Sin lógica humana

Derechohabientes esperan meses por una cita en el IMSS. Familias recorren farmacias buscando medicamentos que no hay. Pacientes con diagnósticos graves

Iraís Reyes de la Torre / Columna Invitada / Opinión El Heraldo de México
Iraís Reyes de la Torre / Columna Invitada / Opinión El Heraldo de México(Fotos: Especial)

Hay una edad en México en la que enfermarse empieza a sentirse como un lujo. No debería ser así, pero basta hablar con la gente para entenderlo.

Derechohabientes esperan meses por una cita en el IMSS. Familias recorren farmacias buscando medicamentos que no hay. Pacientes con diagnósticos graves pasan semanas o meses atrapados entre estudios y listas de espera. Hace poco conocí el caso de un trabajador del servicio público diagnosticado con cáncer de próstata que tuvo que esperar un año para ser operado.

Por eso, millones de mexicanos hacen enormes sacrificios para pagar un seguro médico privado. No porque les sobre dinero, sino porque saben que una enfermedad puede destruir no solo la salud, sino también la estabilidad económica de toda una familia. Sin embargo, incluso haciendo las cosas “bien”, el sistema termina castigándolos.
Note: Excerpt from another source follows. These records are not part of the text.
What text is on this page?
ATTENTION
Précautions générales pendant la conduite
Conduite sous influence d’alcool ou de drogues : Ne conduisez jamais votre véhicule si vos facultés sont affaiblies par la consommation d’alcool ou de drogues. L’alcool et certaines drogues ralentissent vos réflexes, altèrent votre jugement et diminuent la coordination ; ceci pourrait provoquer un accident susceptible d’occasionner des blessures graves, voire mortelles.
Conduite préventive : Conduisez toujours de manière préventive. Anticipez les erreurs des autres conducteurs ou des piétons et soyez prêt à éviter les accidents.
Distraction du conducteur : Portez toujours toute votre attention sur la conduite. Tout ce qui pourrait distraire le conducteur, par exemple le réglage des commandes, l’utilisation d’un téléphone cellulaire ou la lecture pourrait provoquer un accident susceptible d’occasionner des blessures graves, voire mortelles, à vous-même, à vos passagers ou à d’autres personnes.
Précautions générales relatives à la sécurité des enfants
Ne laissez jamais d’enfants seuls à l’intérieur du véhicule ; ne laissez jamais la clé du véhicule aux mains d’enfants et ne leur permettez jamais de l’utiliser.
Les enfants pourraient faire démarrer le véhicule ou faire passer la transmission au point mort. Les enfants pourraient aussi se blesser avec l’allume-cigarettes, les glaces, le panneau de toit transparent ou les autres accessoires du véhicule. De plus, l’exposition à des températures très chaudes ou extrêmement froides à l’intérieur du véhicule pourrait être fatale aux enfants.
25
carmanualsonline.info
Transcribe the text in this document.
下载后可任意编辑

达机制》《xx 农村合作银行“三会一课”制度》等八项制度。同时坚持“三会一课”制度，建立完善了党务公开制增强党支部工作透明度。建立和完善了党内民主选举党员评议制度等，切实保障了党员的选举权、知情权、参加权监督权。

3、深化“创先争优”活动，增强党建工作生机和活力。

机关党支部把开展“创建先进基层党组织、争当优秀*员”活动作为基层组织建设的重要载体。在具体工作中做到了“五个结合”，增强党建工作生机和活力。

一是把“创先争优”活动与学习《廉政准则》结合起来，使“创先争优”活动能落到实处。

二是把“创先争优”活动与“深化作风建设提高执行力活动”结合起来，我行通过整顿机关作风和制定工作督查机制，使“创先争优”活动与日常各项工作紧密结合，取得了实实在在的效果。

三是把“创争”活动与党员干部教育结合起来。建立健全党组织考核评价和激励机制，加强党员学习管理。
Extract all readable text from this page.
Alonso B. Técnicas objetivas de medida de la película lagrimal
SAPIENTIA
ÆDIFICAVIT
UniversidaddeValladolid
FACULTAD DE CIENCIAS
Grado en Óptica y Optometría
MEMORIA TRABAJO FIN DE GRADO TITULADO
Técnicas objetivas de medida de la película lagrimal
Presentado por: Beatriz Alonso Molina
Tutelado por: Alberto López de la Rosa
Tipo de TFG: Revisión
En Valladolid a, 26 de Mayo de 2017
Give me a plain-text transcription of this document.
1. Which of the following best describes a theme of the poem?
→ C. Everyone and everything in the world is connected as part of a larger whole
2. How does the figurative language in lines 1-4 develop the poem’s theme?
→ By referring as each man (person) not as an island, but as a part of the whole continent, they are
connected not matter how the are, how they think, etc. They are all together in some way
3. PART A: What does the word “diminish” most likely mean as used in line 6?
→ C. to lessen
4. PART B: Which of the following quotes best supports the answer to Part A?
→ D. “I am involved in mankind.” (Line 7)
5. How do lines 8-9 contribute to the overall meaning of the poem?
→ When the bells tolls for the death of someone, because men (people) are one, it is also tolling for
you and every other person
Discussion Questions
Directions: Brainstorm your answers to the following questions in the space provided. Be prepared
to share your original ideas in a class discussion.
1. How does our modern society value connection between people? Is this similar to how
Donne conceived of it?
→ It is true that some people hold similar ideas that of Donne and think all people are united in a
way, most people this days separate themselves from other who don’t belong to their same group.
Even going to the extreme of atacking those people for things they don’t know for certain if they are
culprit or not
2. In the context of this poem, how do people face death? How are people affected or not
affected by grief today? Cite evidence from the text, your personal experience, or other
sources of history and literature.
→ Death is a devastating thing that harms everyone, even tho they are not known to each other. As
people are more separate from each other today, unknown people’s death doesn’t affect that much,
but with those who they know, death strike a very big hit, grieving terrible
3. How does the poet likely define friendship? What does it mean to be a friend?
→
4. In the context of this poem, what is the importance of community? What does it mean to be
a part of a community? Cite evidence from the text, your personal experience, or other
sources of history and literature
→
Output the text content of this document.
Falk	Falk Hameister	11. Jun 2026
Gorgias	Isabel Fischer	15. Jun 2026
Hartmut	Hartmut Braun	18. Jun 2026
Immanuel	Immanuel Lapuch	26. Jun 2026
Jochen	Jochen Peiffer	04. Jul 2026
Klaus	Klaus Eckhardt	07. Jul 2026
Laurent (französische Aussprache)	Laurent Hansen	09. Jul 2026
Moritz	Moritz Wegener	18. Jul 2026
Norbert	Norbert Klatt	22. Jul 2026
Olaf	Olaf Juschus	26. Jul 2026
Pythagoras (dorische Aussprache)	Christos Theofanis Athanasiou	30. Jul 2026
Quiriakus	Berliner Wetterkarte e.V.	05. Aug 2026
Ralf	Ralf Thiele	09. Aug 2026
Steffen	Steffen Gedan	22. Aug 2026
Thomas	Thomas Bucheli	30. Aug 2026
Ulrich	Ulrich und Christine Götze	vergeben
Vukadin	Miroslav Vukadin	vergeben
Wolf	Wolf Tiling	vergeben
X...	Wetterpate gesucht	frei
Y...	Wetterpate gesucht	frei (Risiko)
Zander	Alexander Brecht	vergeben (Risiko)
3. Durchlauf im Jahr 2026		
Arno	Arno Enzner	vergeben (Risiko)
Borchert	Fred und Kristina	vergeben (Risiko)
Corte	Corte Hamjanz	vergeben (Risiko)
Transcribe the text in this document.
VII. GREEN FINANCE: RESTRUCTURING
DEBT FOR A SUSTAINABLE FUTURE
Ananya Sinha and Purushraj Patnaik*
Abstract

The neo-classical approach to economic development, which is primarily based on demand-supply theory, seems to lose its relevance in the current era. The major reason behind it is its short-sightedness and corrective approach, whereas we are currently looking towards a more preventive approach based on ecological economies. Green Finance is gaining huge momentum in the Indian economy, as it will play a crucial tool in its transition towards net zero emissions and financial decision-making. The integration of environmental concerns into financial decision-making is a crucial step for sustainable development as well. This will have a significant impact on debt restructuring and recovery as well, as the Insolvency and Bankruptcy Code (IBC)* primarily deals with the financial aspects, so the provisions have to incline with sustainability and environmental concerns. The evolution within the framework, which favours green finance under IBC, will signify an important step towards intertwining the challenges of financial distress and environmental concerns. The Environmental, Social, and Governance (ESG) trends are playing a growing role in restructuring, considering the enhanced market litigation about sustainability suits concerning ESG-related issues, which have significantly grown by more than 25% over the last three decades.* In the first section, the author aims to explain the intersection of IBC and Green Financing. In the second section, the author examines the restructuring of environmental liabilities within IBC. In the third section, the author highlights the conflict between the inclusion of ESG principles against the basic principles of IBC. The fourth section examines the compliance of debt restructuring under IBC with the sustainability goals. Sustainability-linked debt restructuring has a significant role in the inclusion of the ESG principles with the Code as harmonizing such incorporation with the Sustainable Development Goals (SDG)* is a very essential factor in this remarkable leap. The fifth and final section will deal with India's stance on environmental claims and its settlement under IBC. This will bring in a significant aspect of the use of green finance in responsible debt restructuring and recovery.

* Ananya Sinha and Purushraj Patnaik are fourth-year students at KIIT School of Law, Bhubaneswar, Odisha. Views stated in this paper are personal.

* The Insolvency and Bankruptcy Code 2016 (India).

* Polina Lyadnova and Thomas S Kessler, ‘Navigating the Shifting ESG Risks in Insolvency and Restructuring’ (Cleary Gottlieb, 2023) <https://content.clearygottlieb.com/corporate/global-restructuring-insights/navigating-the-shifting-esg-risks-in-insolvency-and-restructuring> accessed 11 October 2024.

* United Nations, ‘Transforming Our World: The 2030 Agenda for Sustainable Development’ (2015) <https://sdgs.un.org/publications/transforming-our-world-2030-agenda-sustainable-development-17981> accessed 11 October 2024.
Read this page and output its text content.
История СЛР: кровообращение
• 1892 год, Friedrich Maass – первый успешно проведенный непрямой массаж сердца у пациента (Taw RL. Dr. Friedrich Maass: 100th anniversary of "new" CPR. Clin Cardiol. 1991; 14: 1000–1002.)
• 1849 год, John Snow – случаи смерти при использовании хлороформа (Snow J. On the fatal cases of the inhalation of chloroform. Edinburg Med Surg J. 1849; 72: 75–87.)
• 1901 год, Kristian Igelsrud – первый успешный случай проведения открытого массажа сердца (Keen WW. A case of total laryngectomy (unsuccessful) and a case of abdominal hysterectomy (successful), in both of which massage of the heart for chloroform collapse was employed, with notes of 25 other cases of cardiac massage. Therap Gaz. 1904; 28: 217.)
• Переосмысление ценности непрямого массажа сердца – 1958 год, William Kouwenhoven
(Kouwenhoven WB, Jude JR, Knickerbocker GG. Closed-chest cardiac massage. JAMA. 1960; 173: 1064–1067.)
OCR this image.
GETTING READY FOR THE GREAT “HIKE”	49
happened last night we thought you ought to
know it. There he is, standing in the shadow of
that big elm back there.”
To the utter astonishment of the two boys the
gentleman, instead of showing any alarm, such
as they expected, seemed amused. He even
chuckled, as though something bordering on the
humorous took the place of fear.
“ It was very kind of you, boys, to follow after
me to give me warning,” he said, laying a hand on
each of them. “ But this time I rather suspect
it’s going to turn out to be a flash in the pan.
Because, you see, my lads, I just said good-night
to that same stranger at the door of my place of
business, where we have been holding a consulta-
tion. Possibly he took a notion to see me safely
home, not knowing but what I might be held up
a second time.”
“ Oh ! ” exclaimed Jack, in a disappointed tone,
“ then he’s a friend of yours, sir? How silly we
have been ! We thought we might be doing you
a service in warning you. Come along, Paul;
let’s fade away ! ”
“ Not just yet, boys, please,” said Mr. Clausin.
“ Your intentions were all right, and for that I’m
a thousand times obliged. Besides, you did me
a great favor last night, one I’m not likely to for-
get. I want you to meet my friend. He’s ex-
Esa es la discusión de fondo detrás de dos iniciativas que impulsamos recientemente en la Cámara de Diputados y cuyos dictámenes estaban listos para discutirse en la Comisión de Hacienda y Crédito Público antes de que la sesión del 29 de abril fuera pospuesta: una sobre abusos en seguros médicos y otra sobre un buró de crédito más justo.

Ambas iniciativas atienden cómo en México hemos normalizado sistemas que abandonan a las personas justamente cuando más vulnerables son.

En el caso de los seguros médicos, el problema es brutalmente injusto. Durante décadas, personas pagan puntualmente sus pólizas pensando en protegerse para el futuro. No obstante, cuando llegan a los 60 o 70 años, que es cuando más necesitan esa protección, las primas simplemente se vuelven impagables. Hay casos donde los costos para adultos mayores llegan a ser hasta 500% más altos que los de una persona joven.

Quienes pudieron pagar un seguro toda su vida terminan expulsados del sistema justo en la etapa donde más lo necesitan, mientras el sistema público de salud sigue saturado. Entonces, ¿qué opción real tiene una persona adulta mayor enferma?

El debate no es estar en contra de las aseguradoras ni negar que existen costos médicos crecientes. El problema es permitir que el acceso a la salud funcione sin límites mínimos de dignidad humana.

Lo mismo ocurre con el buró de crédito. Hoy una persona puede quedar marcada durante años por una deuda pequeña, incluso de unos cientos de pesos, derivada muchas veces de una mala racha, desempleo, enfermedad o una crisis familiar.

Incluso, después de regularizarse, siguen enfrentando obstáculos para acceder a créditos o vivienda. El sistema financiero sí sabe castigar rápido, pero no sabe perdonar. No distingue entre quien deliberadamente defrauda y quien atravesó un mal momento.

En México demasiados sistemas están diseñados para detectar riesgos, pero no para proteger a las personas. El país necesita empezar a discutir una verdadera agenda contra el abuso cotidiano. El abuso que vive quien espera meses o años para una cirugía, el de quien paga un seguro por décadas y lo pierde a envejecer o el de quien queda atrapado años en un historial negativo por una deuda mínima.

Ojalá que la postergación de estas iniciativas no responda a presiones de quienes se benefician de un sistema profundamente desigual.